Intel TeraFlop Research Chip: A Glimpse of Things to Come

Intel Mar 14, 2007

This week Intel announced a test chip for its Terascale Computing Research program. The objective is to eventually bring super-computing into mainstream computing.

The Teraflops Research Chip is an 80 core design. Keep in mind that this is not an MPU architecture ready for commercialization but a test vehicle. An individual core does not have the same capability as the current complex cores in the 80-86 architecture. They are relatively simple in design.

A tile includes a compute element and a router to connect to each nearest neighbor and to an SRAM chip in the "z" direction. The SRAM chip is a stacked memory above the MPU. The actual processing element consists of data memory, instruction memory, and two floating point engines. Any tile can communicate with any other tile via the router, 80 GB/sec. This is NOT an IA instruction set (standard x86) but a VLIW. This 80-core chip is NOT a product but a research vehicle. The research chip has 100 million transistors and is manufactured on Intel's standard 65nm process.

A key feature is the clocking scheme. Intel calls it mesochronous clocking. This is a modular clock as opposed to a single global clock. It allows for a fine grain power management thereby saving power. Intel claims energy efficiency of 16 gigaflops/watt.

Intel is exploring important technologies and techniques with this. Among these are

networking, they refer to "network on a chip"
clocking
fine grain power management
memory stacking
memory BW

One point Semico discussed with Intel was that with this kind of test vehicle there is the potential to explore new SW schemes in particular partitioning and virtualization for flexible and dynamic MPU designs. That is, various sets of tiles can be clustered together conceptually to perform specific functions in parallel with other such clusters performing other functions. These clusters could be adjusted in size or reconfigured dynamically depending on the application requirements.

Intel confirmed that this is precisely one of the areas they are exploring. Some of the functions or tasks that such a scheme could address are clusters of tiles performing speech recognition, vision, graphics, etc.

Intel did not discuss any road map for the commercialization of this technology nor any possible end product architecture.

Semico Spin

A Glimpse of the Future: The Continuing Evolution of the 80-86

For a long time the main focus for Intel and AMD was to keep increasing frequency in order to reach new performance levels. When it was clear they were hitting the thermal wall, both companies focused on increasing levels of internal parallelism and multi-core designs.

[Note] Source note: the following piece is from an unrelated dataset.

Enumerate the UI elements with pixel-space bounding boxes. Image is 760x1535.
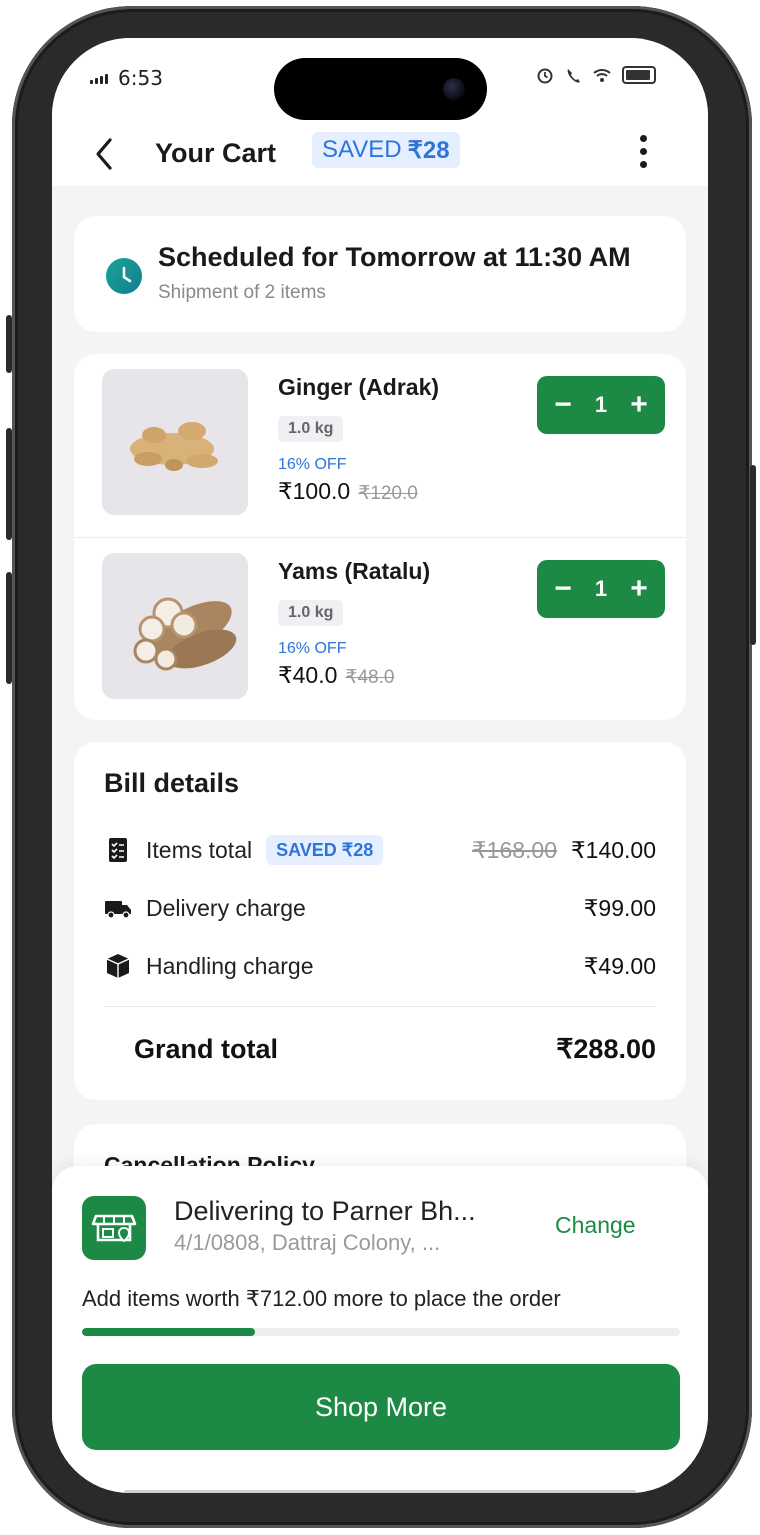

Along with AMD's announcement of Fusion and this recent development by Intel, we are seeing a deconstruction of the 80-86. Does anyone recall the RISC vs CISC debate? The 80-86 still looks like a CISC architecture to the SW developers, but internally it is becoming more and more of a RISC machine.

Intel and AMD are each taking a different approach. Intel did not actually say that this test chip will be the basis for a future generation 80Ãƒ-86. However, there is the possibility that future MPU designs will not be multiple complex cores, but smaller less complex cores in a flexible, reconfigurable topology. AMD's Fusion will be an integration of AMD's MPU technology with the graphics technology acquired from ATI. However, this is not a case of "bolting" a GPU core next to a CPU core. The MPU and GPU elements are broken down into smaller units. AMD refers to this as a flexible, modular design approach.

As consumers we had to wean ourselves off of the frequency metric for PCs and start thinking about efficiency. We have dual core MPUs and the single-chip quad-cores are on the horizon. The ultimate goal is to increase data throughput rate and keep the power consumption in check. Future MPU innovations from Intel and AMD will require new metrics for the consumer.